What did Obama say to Hilary? Will you be my secretary of state?

Why couldn't the cat drink his milk? Because he didn't have a face

What do you call a black man flying a plane? A pilot

A muslim walks into a bomb store. He is a police officer and quickly arrests the owners of the store because of the obvious legal violations.

What's 2+2? Gonorrhea

What's big, black and hard to swallow? A bowling ball.

Jerry Sandusky prefers twenty eight year olds. 20 eight year olds.

why did justin fuck alice and maliyah to have fun

we all know sammi has a penis

A police officer stops a blonde for speeding and asks her very nicely if he could see her license. She replied in a huff, "I wish you guys could get your act together. Just yesterday you take away my license and then today you expect me to show it to you."

How do you kill a ninja? Shoot it.

What did the Bishop say to the pebble? Wash my car

A black guy and a mexican guy are in a car, Who's driving. A policeman.

Whats worst then listening to you girl friends problems? Nothing.

KASEEM IS CRAP AT GEARS OF WAR THIS IS NOT A JOKE ITS TRUE (FACT) PLAYSTATION IS BETTER THEN XBOX (BIGGEST JOKE EVER) IV HAD BOTH, SO SHUT UP PS3 BOYS AKA GIRLS

Yo mamas so tan she might get skin cancer

a man is bussy at work, when he gets called by his doctor. YOUR WIFE IS HAVING A BABY! the doctor yells. so the man runs to his car, drives home like a madman, and arrives home with his doctor holding the newborn in his arms. "congratulations" the doctor says "it's a boy" the man takes the baby in his arms and says: "but, this child is black!" his wife cheated on him and the familly breaks appart

Why doesn't little billy eat his vegetables at the dinner table... Because billy has bin dead for 3 years

Knock Knock Who's there? Nobody cause your a loser.

Two black men are sitting next to each other on a bench when a woman walks by. The first man says "Damn, that's a nice pair of tits!". The second man said "Yes, she does posses a supple and voluptuous bosom." The cat that was sitting underneath the bench then began cleaning himself.

Why is Jesus not real? Because Chuck Norris is still alive.

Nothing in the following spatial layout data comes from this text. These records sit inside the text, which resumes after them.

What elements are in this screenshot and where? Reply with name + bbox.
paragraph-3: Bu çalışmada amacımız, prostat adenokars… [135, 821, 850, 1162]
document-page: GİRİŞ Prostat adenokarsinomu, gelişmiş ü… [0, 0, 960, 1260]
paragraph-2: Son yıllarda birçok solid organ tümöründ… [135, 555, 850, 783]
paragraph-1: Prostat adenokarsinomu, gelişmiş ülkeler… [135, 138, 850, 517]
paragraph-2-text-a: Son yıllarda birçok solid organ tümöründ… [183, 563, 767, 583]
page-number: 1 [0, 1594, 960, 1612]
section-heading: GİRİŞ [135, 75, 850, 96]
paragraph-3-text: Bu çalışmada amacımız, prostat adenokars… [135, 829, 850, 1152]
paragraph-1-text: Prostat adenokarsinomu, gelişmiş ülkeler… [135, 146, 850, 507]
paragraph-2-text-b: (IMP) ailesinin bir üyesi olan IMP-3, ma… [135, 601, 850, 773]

What did the gay man do last night? Had a curry

What's worse than finding a worm in your apple? Finding an apple-sized tumor in your colon

Why did the gay man die? He had AIDS

Anti Joke

What are Antijokes? Anti Jokes (or Anti Humor) is a type of comedy in which the uses is set up to expect a typical joke setup however the joke ends with such anticlimax that it becomes funny in its own right. The lack of punchline is the punchline.

Our Updated iOS App!

We've just released huge update to the iOS app! Now, access all your favorite text and photo sites like Anti-Joke, DIYLOL! A few things didn't make the original cut (like comments) but they'll be back soon. Best of all, the app is now FREE! Get it here.

The Anti Joke Book


NEW ANTI-JOKE BOOK!  Now that we've resolved the printing issues with our publisher, check out the BRAND SPANKING NEW Anti-Joke Book!